Moi, la petite salière de terre cuite, tandis que je cuisais sur le feu du potier, je voyais les larmes de la jeune Pemba. Elle implorait son père de la garder encore un peu. Le potier était très maigre et les traits du visage révélaient l’accumulation de difficiles années. Il comptait un peu plus qu’une quarantaine d’année et ressemblait déjà à un vieillard. Comme beaucoup d’africain, il ne connaissait pas l’année exacte de sa naissance.


Autour du feu, le potier pleurait avec sa grande fille. La mère et les autres enfants accompagnaient Pemba et l’encourageaient à suivre son chemin.


Pemba promit de vendre ces salières au marché et de rapporter beaucoup d’argent pour faire vivre sa famille.
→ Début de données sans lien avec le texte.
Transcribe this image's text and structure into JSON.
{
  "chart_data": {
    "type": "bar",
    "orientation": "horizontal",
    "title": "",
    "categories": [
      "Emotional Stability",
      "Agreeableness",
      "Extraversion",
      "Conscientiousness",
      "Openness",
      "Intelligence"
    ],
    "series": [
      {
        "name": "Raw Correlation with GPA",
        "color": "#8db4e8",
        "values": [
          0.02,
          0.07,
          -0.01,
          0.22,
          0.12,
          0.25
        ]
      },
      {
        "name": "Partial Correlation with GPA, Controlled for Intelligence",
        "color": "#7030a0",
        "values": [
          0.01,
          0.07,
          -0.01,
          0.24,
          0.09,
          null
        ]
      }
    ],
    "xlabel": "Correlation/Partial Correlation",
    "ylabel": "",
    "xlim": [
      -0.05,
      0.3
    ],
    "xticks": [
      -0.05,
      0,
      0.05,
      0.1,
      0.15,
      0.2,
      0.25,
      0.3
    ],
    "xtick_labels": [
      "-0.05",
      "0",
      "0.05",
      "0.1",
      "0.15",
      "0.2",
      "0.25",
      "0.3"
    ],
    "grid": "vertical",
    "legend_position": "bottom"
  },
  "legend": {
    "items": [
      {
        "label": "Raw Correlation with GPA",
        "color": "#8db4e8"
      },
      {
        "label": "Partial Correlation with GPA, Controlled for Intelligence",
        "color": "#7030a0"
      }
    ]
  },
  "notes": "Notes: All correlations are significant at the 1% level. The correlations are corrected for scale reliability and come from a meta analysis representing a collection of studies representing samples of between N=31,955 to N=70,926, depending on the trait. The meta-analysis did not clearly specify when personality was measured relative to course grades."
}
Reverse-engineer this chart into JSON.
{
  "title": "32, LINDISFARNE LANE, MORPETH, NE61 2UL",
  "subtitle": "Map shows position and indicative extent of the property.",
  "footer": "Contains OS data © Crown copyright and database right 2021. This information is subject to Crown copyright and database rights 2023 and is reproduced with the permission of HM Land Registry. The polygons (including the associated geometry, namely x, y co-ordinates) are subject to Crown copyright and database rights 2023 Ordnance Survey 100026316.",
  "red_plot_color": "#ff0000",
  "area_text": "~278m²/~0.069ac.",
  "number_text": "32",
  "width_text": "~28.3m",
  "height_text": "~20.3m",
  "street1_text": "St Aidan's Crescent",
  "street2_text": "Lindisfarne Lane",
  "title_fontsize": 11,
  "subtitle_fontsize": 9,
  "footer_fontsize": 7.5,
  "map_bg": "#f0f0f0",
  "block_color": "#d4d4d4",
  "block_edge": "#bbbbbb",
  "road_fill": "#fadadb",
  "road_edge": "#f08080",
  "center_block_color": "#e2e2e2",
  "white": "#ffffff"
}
Le potier, imploré par les larmes de ses filles, se choqua.


- Nous sommes des Twa. Depuis les origines du monde nous cueillons et chassons pour vivre. Nous forgeons des poteries pour rappeler l’histoire des ancêtres. Nous vivons ainsi depuis que la lune et le soleil ont jeté leur semence sur cette terre. Nous sommes les êtres les plus pauvres de cette planète. Mais nos poteries sont tissées de magie. Chaque poterie que nous cuisons porte en elle l’histoire du monde. Nous fabriquons les pots du bonheur et nous forgeons aussi les pots du malheur. Chacune de nos créations porte en elle le poids du monde. Comme nos poteries, nous avons vécu nos années de bonheur. Alors, nous devons recevoir en toute amitié les jours de malheur qui nous attendent.


Le vieil homme était attristé par les pleurs de sa fille. Il n’avait jamais senti son coeur battre d’une telle façon et il croyait que sa poitrine allait se briser.